Kubernetes Book 2 - principles of operation

From 탱이의 잡동사니
Jump to navigation Jump to search

Master and nodes

A Kubernetes cluster is made of masters and nodes. These are Linux hosts that can be VMs, bare metal servers in your data center, or instances in a private or public cloud.

Masters(control plane)

A Kubernetes master is a collection of system services that make up the control plane of the cluster.

The simplest setups run all the master services on a single host. However, this is only suitable for labs and test environments. For production environments, multi-master high availability (HA) is a must have. This is why the major cloud providers implement HA master as part of their Kubernetes-as-a-Service platforms such as Azure Kubernetes Service(AKS), AWS Elastic Kubernetes Service(EKS), and Google Kubernetes Engine(GKE).

API server

The API server is the Grand Central Station of Kubernetes. All communication, between all components, goes through the API server.

It exposes a RESTful API that the users POST YAML configuration files to over HTTPS. These YAML files, which we sometimes call manifests, contain the desired state of our application. This includes things like; which container image to use, which ports to expose, and how many Pod replicas to run.

All requests to the API Server are subject to authentication and authorization checks, but once these are done, the config in the YAML file is validated, persisted to the cluster store, and deployed to the cluster.

Cluster store

If the API server is the brains of the cluster, the cluster store is its heart.

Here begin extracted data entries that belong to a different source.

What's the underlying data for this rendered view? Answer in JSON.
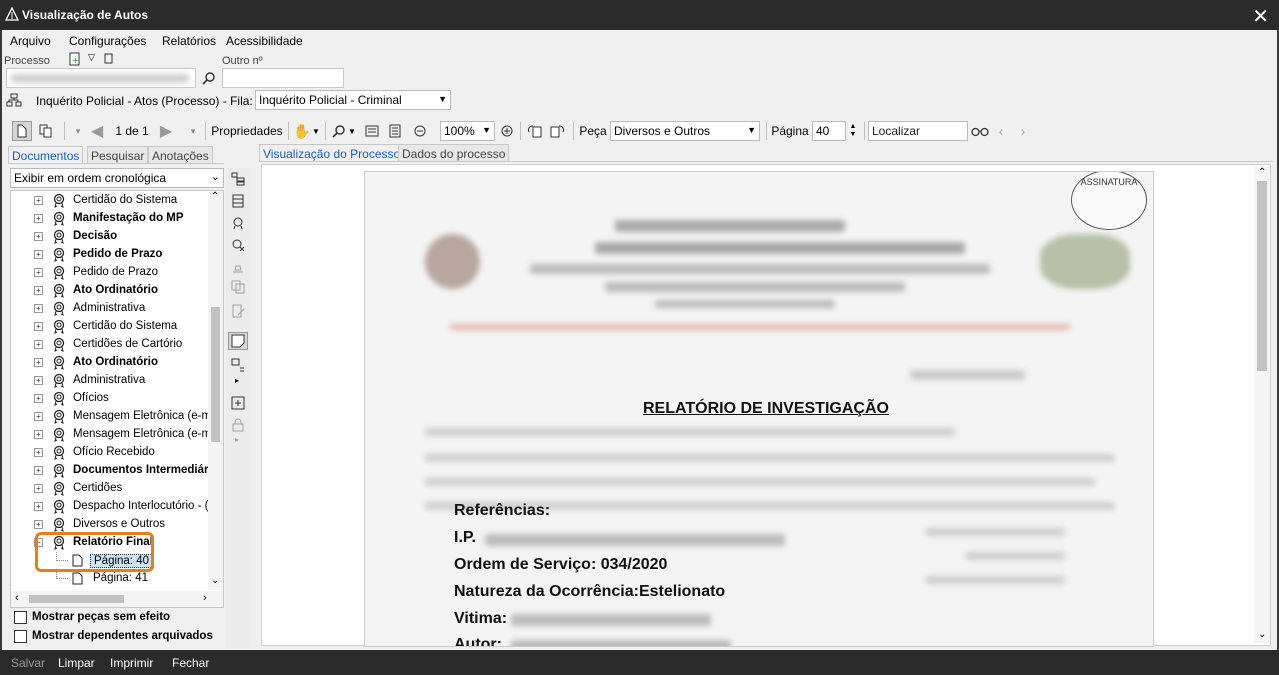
{
  "window": {
    "title": "Visualização de Autos",
    "close_glyph": "✕"
  },
  "menu": {
    "items": [
      "Arquivo",
      "Configurações",
      "Relatórios",
      "Acessibilidade"
    ]
  },
  "process": {
    "label": "Processo",
    "number": "",
    "other_label": "Outro nº",
    "other_value": ""
  },
  "queue": {
    "text": "Inquérito Policial - Atos (Processo) - Fila:",
    "selected": "Inquérito Policial - Criminal"
  },
  "toolbar": {
    "page_counter": "1 de 1",
    "properties": "Propriedades",
    "zoom": "100%",
    "piece_label": "Peça",
    "piece_value": "Diversos e Outros",
    "page_label": "Página",
    "page_value": "40",
    "search_placeholder": "Localizar"
  },
  "left_tabs": [
    "Documentos",
    "Pesquisar",
    "Anotações"
  ],
  "order_select": "Exibir em ordem cronológica",
  "tree": [
    {
      "label": "Certidão do Sistema",
      "bold": false
    },
    {
      "label": "Manifestação do MP",
      "bold": true
    },
    {
      "label": "Decisão",
      "bold": true
    },
    {
      "label": "Pedido de Prazo",
      "bold": true
    },
    {
      "label": "Pedido de Prazo",
      "bold": false
    },
    {
      "label": "Ato Ordinatório",
      "bold": true
    },
    {
      "label": "Administrativa",
      "bold": false
    },
    {
      "label": "Certidão do Sistema",
      "bold": false
    },
    {
      "label": "Certidões de Cartório",
      "bold": false
    },
    {
      "label": "Ato Ordinatório",
      "bold": true
    },
    {
      "label": "Administrativa",
      "bold": false
    },
    {
      "label": "Ofícios",
      "bold": false
    },
    {
      "label": "Mensagem Eletrônica  (e-m",
      "bold": false
    },
    {
      "label": "Mensagem Eletrônica  (e-m",
      "bold": false
    },
    {
      "label": "Ofício Recebido",
      "bold": false
    },
    {
      "label": "Documentos Intermediári",
      "bold": true
    },
    {
      "label": "Certidões",
      "bold": false
    },
    {
      "label": "Despacho Interlocutório - (",
      "bold": false
    },
    {
      "label": "Diversos e Outros",
      "bold": false
    },
    {
      "label": "Relatório Final",
      "bold": true,
      "expanded": true
    }
  ],
  "tree_children": [
    "Página: 40",
    "Página: 41"
  ],
  "checkboxes": [
    "Mostrar peças sem efeito",
    "Mostrar dependentes arquivados"
  ],
  "view_tabs": [
    "Visualização do Processo",
    "Dados do processo"
  ],
  "document": {
    "heading": "RELATÓRIO DE INVESTIGAÇÃO",
    "lines": [
      "Referências:",
      "I.P.",
      "Ordem de Serviço: 034/2020",
      "Natureza da Ocorrência:Estelionato",
      "Vitima:",
      "Autor:"
    ],
    "stamp": "ASSINATURA"
  },
  "status": {
    "save": "Salvar",
    "clear": "Limpar",
    "print": "Imprimir",
    "close": "Fechar"
  },
  "colors": {
    "titlebar": "#2b2b2b",
    "accent": "#1a5fb4",
    "highlight": "#e87d1e"
  }
}
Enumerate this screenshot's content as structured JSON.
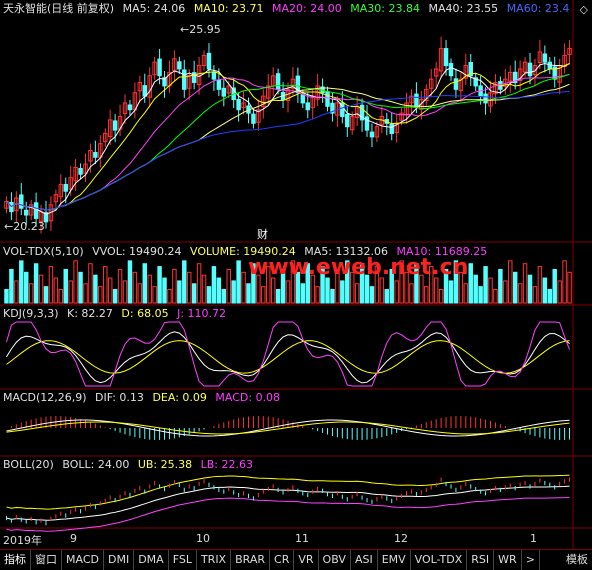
{
  "header": {
    "title": "天永智能(日线 前复权)",
    "ma5": "MA5: 24.06",
    "ma10": "MA10: 23.71",
    "ma20": "MA20: 24.00",
    "ma30": "MA30: 23.84",
    "ma40": "MA40: 23.55",
    "ma60": "MA60: 23.4",
    "settings_icon": "diamond-icon"
  },
  "price_annotations": {
    "high": "25.95",
    "low": "20.23",
    "event": "财"
  },
  "vol_header": {
    "name": "VOL-TDX(5,10)",
    "vvol": "VVOL: 19490.24",
    "volume": "VOLUME: 19490.24",
    "ma5": "MA5: 13132.06",
    "ma10": "MA10: 11689.25"
  },
  "kdj_header": {
    "name": "KDJ(9,3,3)",
    "k": "K: 82.27",
    "d": "D: 68.05",
    "j": "J: 110.72"
  },
  "macd_header": {
    "name": "MACD(12,26,9)",
    "dif": "DIF: 0.13",
    "dea": "DEA: 0.09",
    "macd": "MACD: 0.08"
  },
  "boll_header": {
    "name": "BOLL(20)",
    "boll": "BOLL: 24.00",
    "ub": "UB: 25.38",
    "lb": "LB: 22.63"
  },
  "x_axis": {
    "year": "2019年",
    "months": [
      "9",
      "10",
      "11",
      "12",
      "1"
    ]
  },
  "watermark": "www.eweb.net.cn",
  "tabs": [
    "指标",
    "窗口",
    "MACD",
    "DMI",
    "DMA",
    "FSL",
    "TRIX",
    "BRAR",
    "CR",
    "VR",
    "OBV",
    "ASI",
    "EMV",
    "VOL-TDX",
    "RSI",
    "WR",
    ">",
    "模板"
  ],
  "colors": {
    "up": "#ff3232",
    "down": "#54ffff",
    "ma5": "#ffffff",
    "ma10": "#ffff00",
    "ma20": "#ff40ff",
    "ma30": "#00ff00",
    "ma40": "#ffff80",
    "ma60": "#2040ff",
    "divider": "#800000"
  },
  "chart_data": {
    "type": "candlestick",
    "symbol": "天永智能",
    "period": "日线 前复权",
    "price_range": [
      20.23,
      25.95
    ],
    "close": [
      20.9,
      20.6,
      21.0,
      20.7,
      20.5,
      20.8,
      20.4,
      20.6,
      20.3,
      20.8,
      21.1,
      21.4,
      21.2,
      21.6,
      21.9,
      21.7,
      22.0,
      22.4,
      22.2,
      22.6,
      22.9,
      23.3,
      23.0,
      23.4,
      23.8,
      23.6,
      24.1,
      24.4,
      24.0,
      24.6,
      25.0,
      24.6,
      24.3,
      24.7,
      25.1,
      24.8,
      24.2,
      24.6,
      24.4,
      24.9,
      25.2,
      24.8,
      24.5,
      24.2,
      24.0,
      24.3,
      23.9,
      23.6,
      23.8,
      23.5,
      23.2,
      23.6,
      24.0,
      24.3,
      24.6,
      24.2,
      23.9,
      24.2,
      24.5,
      24.1,
      23.8,
      23.6,
      24.0,
      24.3,
      24.1,
      23.7,
      23.5,
      23.8,
      23.4,
      23.1,
      23.4,
      23.7,
      23.3,
      23.0,
      22.8,
      23.1,
      23.4,
      23.2,
      22.9,
      23.2,
      23.5,
      23.8,
      24.0,
      23.7,
      23.9,
      24.2,
      24.5,
      24.8,
      25.4,
      24.9,
      24.6,
      24.2,
      24.5,
      24.9,
      24.6,
      24.3,
      24.0,
      23.8,
      24.1,
      24.4,
      24.2,
      24.5,
      24.7,
      24.4,
      24.8,
      25.0,
      24.6,
      24.9,
      25.3,
      25.0,
      24.8,
      24.5,
      24.9,
      25.2,
      25.4
    ],
    "volume_series": [
      "VVOL",
      "MA5",
      "MA10"
    ],
    "indicators": [
      "KDJ(9,3,3)",
      "MACD(12,26,9)",
      "BOLL(20)"
    ]
  }
}
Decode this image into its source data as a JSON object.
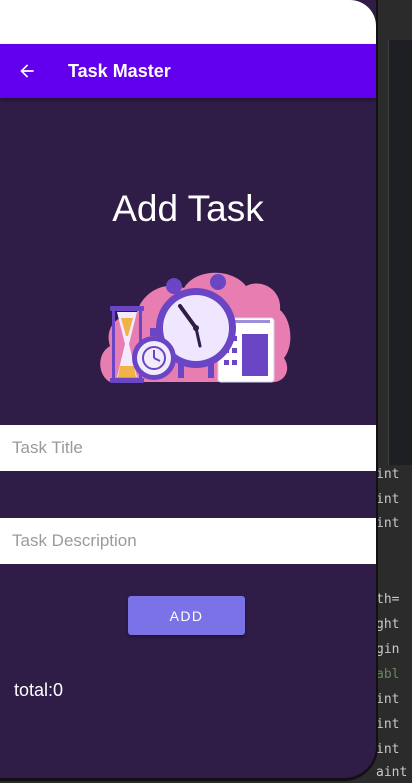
{
  "app_bar": {
    "title": "Task Master",
    "back_icon": "arrow-left-icon"
  },
  "screen": {
    "heading": "Add Task",
    "illustration": "clock-illustration"
  },
  "form": {
    "title_placeholder": "Task Title",
    "title_value": "",
    "description_placeholder": "Task Description",
    "description_value": "",
    "add_button_label": "ADD"
  },
  "footer": {
    "total_label": "total:0"
  },
  "colors": {
    "app_bar": "#6200ee",
    "background": "#2f1c47",
    "button": "#7b72e8"
  },
  "background_editor": {
    "lines": [
      "int",
      "int",
      "int",
      "th=",
      "ght",
      "gin",
      "abl",
      "int",
      "int",
      "int",
      "aint"
    ]
  }
}
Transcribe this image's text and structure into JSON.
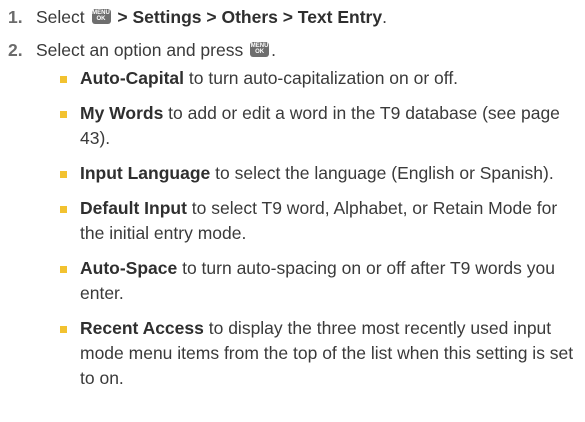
{
  "steps": [
    {
      "number": "1.",
      "prefix": "Select",
      "key_label": [
        "MENU",
        "OK"
      ],
      "path": "> Settings > Others > Text Entry",
      "suffix": "."
    },
    {
      "number": "2.",
      "prefix": "Select an option and press",
      "key_label": [
        "MENU",
        "OK"
      ],
      "suffix": "."
    }
  ],
  "options": [
    {
      "term": "Auto-Capital",
      "text": " to turn auto-capitalization on or off."
    },
    {
      "term": "My Words",
      "text": " to add or edit a word in the T9 database (see page 43)."
    },
    {
      "term": "Input Language",
      "text": " to select the language (English or Spanish)."
    },
    {
      "term": "Default Input",
      "text": " to select T9 word, Alphabet, or Retain Mode for the initial entry mode."
    },
    {
      "term": "Auto-Space",
      "text": " to turn auto-spacing on or off after T9 words you enter."
    },
    {
      "term": "Recent Access",
      "text": " to display the three most recently used input mode menu items from the top of the list when this setting is set to on."
    }
  ],
  "colors": {
    "bullet": "#f2c230",
    "key_bg": "#6e6e6e"
  },
  "icons": {
    "menu_ok_key": "menu-ok-key-icon",
    "bullet": "square-bullet-icon"
  }
}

It's the only stateful part of the control plane, and it persistently stores the entire configuration and state of the cluster. As such, it's a vital component of the cluster - no cluster store, no cluster.

The cluster store is currently based on etcd, a popular distributed database. As it's the single source of truth for the cluster, you should run between 3-5 etcd replicas for high-availability, and you should provide adequate ways to recover when things go wrong.

On the topic of availability, etcd prefers consistency over availability. This means that it will not tolerate a split-brain situation and will halt update to the cluster in order to maintain consistency. However, if etcd becomes unavailable, applications running on the cluster should continue to work, it's just updates to the cluster configuration that will be halted.

As with all distributed databases, consistency of writes to the database is important. For example, multiple writes to the same value originating from diffrent nodes needs to be handled. etcd uses the popular RAFT consensus algorithm to accomplish this.

Controller manager

The controller manager is a controller of controllers and is shipped as a single monolithic binary. However, despite it running as a single process, it implements multiple independent control loops that watch the cluster and responds to events.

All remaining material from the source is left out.